Transition....passage from one form, state, style, or place to another.
That word, transition defines me at this moment.
I am not fond of change, especially the older I get. It is uncomfortable. Goes against my grain.
For a long time, almost 22 years, I have been a mother. I really like that job. I am comfortable with that position. Love it. And for many of those years I have also been a school teacher. I was comfortable with that position, too.
However, children grow up. They do not need you in the same way. Which is the object of the game, so to speak. I mean, that is the goal, right? Nevertheless, this is an adjustment, a transition for the mom when their children become adults.
And all I have ever done is teach, but teaching jobs have been cut in our county and there are threats that more jobs will be cut. I have applied, interviewed but nothing is available.
So, two of the defining roles in my life have been altered, changed, even omitted from my life.
As a result, I am trying to re-defne who I am, what my purpose is all over again.

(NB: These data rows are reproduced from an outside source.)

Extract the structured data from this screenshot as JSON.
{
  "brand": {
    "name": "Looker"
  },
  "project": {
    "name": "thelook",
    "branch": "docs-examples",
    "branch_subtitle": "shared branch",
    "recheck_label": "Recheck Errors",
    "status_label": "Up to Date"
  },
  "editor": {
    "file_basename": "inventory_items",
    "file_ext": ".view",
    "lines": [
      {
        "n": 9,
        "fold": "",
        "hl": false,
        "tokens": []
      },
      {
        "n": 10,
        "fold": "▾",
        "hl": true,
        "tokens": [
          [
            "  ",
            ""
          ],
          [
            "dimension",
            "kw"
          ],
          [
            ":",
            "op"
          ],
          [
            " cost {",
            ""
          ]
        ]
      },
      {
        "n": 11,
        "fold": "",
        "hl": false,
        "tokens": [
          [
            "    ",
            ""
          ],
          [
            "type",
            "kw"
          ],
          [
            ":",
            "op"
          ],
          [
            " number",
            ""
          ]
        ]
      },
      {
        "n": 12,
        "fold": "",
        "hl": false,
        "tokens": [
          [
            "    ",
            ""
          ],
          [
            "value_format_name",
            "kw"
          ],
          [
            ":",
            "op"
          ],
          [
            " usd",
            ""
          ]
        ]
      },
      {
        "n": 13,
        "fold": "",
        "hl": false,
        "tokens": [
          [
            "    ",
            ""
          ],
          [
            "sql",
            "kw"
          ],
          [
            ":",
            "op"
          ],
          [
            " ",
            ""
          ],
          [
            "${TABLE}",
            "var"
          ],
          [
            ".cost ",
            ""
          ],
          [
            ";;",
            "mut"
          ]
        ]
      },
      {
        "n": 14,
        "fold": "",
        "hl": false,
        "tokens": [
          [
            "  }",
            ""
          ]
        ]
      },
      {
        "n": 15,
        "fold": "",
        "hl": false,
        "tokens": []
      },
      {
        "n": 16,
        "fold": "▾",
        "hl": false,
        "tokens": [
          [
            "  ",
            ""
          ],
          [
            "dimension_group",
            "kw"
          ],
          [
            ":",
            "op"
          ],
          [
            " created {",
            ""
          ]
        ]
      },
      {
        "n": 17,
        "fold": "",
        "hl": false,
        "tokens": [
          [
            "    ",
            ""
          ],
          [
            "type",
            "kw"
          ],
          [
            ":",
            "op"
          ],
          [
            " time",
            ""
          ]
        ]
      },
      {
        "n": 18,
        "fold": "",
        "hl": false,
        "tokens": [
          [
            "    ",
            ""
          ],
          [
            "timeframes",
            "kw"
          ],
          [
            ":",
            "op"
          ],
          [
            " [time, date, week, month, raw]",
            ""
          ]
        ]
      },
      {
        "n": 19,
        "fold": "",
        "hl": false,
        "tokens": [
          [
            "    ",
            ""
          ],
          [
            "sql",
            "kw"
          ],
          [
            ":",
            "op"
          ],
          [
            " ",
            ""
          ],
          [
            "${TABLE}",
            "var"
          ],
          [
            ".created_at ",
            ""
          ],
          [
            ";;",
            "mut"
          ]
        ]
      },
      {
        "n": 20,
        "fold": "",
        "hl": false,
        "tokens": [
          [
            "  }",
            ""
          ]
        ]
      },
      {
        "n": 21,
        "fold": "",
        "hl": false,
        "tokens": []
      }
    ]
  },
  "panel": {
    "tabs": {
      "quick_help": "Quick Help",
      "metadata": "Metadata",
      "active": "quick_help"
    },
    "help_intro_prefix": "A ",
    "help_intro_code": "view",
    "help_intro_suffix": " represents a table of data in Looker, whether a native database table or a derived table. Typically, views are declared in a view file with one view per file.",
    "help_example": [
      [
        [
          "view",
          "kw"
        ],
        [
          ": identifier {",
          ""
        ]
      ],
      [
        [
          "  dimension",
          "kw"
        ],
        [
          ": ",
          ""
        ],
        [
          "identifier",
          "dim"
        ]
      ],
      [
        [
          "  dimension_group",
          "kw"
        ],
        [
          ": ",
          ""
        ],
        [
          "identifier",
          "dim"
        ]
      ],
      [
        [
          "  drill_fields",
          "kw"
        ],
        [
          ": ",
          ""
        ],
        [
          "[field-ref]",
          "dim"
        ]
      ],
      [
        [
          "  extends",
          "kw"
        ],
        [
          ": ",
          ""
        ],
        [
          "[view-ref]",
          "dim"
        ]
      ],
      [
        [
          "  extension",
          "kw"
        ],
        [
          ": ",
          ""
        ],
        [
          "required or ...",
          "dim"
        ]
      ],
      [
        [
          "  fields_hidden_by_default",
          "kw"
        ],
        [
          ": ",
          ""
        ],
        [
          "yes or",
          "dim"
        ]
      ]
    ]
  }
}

I am learning to let go and mother in a different way and I am applying for a job out of field. It's a change, something different, transition. And I am not a happy camper.
As I meditated on this today, I came across some notes on a Scott Presson devotion. He said, "...that God’s will is always changing us. He is always transforming us and molding us to be something different than we are. In the Word, God even refers to Himself as a potter and we are His clay. It’s an easy image to see. A lump of clay is shaped into a vessel and then refined in the fire until it is becomes purified and hardened. Only then is worthy of use. Change is never comfortable but it is a fact of life and it is the will of God. We are changed as we grow in age and maturity. We are changed when we accept Christ into our hearts. We are changed as we move deeper into a relationship with God and accept His will in our lives.
God is refining us in His furnance. God is molding us into vessels that glorify Him. This time of transition is going to make us feel uncomfortable but it is God’s will. We all have certain things in life that we want and even have planned for. Some of those plans will undoubtedly be disrupted. Don’t fret.
So here I am learning to trust Him...allowing Him to have His way. Casting all my anxiety on him because he cares for me. (1 Peter 5:7)
I am so thankful that He is patient with me. What a loving Father He is.
1 comment:
Hey girl. I'll be praying for you. I didn't have to transition everything at once but I've been there so I know how it feels. God is good and faithful. He is not limited by what role you had before or what you were "trained" to do. When I left my comfort zone, I was confronted with my self reliance. Resting in Him/Trusting Him is a much better place to be. Let me know how it's going.